We examine evidence to test hypotheses about events. Observation, experience, trial-and-error help us update our prior beliefs. My four-year old child is now an expert at putting on shoes.
Events can be more or less regular. Through repeated experiment, the probability of regular events tends to converge to certain values. The probability that the sun will rise tomorrow is 100%. The probability that a fair coin will land on Head is 50%. But the probability of irregular events is much more difficult to pin down. What is the probability that it will rain tomorrow? Although we can observe a huge amount of data, we don’t know. Data can certainly be used to calculate a Base Rate: just check how many times it rained in the last N days. As N increases, the Base Rate converges to a certain value. But how useful is that number in order to know the probability that it will rain tomorrow? That probability depends on a vast and vague amount of factors: location, time of the year, temperature, humidity, wind, yesterday’s weather, and so on. Imagine you are asked the question: On the basis of all the available information, will it rain tomorrow? You can only answer Yes or No, not because you are sure that it will or will not rain, but because it will surely either rain or not. So, answering Yes or No helps to determine your accuracy as a weather forecaster. You do this for, say, 2000 days. After almost five and a half years (good luck to you), your answers can be catalogued as in Table 1:
Table 1
Overall, it rained 600 out of 2000 days: the Base Rate was 30%. You predicted rain half of the times. Of those, 330 times it did rain and 670 times it didn’t. When you said it would not rain, 270 times it did and 730 times it didn’t. Using our notation, you had TPR=55% (=330/600), FPR=48%, FNR=45% and TNR=52%. Your overall accuracy was 54%. Your forecast provided some improvement over the Base Rate – the Posterior Probability increased to 33% (=330/1000) – but, as you might have suspected, as a weather forecaster you were not very different from a coin toss.

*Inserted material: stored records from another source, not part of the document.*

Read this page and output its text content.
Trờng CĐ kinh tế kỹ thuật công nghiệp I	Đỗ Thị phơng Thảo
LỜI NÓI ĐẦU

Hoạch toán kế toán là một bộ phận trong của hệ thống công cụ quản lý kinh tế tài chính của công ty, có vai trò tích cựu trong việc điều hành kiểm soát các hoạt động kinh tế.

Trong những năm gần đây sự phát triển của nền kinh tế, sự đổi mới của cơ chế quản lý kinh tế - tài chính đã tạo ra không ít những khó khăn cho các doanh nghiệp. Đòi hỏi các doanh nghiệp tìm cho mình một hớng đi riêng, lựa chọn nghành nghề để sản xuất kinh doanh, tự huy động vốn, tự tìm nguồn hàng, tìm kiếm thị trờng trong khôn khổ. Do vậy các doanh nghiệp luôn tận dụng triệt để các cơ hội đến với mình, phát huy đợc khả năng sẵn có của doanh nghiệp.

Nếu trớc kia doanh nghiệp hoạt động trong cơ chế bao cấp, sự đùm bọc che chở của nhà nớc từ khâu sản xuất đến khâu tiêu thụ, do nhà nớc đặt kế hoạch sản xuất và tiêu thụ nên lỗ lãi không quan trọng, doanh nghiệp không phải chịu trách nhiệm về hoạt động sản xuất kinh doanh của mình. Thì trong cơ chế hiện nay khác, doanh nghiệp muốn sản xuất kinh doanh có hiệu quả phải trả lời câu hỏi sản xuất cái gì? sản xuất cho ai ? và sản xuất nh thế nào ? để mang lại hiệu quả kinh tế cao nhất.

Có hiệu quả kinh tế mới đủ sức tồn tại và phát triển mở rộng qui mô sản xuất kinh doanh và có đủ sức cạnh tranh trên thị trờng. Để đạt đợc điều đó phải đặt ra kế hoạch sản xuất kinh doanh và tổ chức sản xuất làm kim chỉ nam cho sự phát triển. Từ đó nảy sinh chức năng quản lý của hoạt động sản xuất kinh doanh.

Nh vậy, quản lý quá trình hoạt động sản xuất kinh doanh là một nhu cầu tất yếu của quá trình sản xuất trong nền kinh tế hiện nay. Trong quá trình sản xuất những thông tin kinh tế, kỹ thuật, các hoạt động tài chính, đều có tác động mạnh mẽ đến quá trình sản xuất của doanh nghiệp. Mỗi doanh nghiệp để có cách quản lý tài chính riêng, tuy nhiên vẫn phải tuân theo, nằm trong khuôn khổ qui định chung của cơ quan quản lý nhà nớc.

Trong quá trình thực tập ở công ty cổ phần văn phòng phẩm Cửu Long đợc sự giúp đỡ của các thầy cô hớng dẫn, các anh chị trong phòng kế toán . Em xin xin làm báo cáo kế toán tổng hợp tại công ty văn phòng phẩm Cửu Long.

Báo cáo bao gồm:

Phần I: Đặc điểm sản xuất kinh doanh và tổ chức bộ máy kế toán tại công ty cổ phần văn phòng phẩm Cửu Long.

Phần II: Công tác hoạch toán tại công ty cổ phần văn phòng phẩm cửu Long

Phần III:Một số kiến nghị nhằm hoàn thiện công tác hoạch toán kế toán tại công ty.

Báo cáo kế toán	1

Imagine, however, that your objective was not to guess tomorrow’s weather to the best of your knowledge and ability, but to look like an accurate rain forecaster. You want to claim: “In the last five and half years, I correctly called 95% of all rainy days”. What you could do is very simple: call a rainy day most of the times. For example, if you do so 9 out 10 days (leaving out the hottest, sunniest periods, as to avoid sounding crazy), your answers may look like Table 2:
Table 2
Your TPR would be an impressive 95%: 570 correctly forecasted rainy days out of 600. The catch is, of course, that the other 1230 times that you said it would rain, it didn’t: your FPR would be a catastrophic 88%. Hence your overall accuracy would still be 54% and your Posterior Probability would actually fall to 32%.
But people give more weight to True Positives than to False Positives: they are worried about getting wet more than they mind carrying along an unnecessary umbrella. High rain aversion results in a big reward for True Positives and a mild penalty for False Positives. This is a form of Confirmation Bias.
The Confirmation Bias gives experts an incentive to increase their TPR. In our example, the Base Rate is 30% and, given low accuracy, the Posterior Probability is only a little higher at 33%. Prior Indifference (BR=50%) would boost it, but barely above a coin toss, to 53%. Increasing TPR to 95%, and consequently FPR to 88%, would even lower the Posterior Probability to 32% and, under prior indifference, to 52%. However, by keeping the limelight on the high TPR and obfuscating the high FPR, the Confirmation Bias gives experts a stronger incentive to be overconfident.
Overconfidence is the difference between an artificially high TPR and the true TPR which would result from an honest prediction effort. It pays to be overconfident if the gain from a higher TPR exceeds the loss from a higher FPR.
Our weather forecaster is like Dr. Doom: he wants to be perceived as an accurate predictor of rainy days. But he has an obvious disadvantage: his trick can be easily spotted. After a few False Alarms, his credibility will rapidly fade. Dr. Doom, on the other hand, has a whole bag of tricks up his sleeve. When his call for a market downturn turns out to be false, he can always push it forwards and, when a downturn finally arrives, vindicate his prediction. He can also appeal to prudence: it is “better to be safe than sorry”. And he can cultivate his credibility by trumpeting True Positives with fanfare and quietly brushing False Positives under the rug.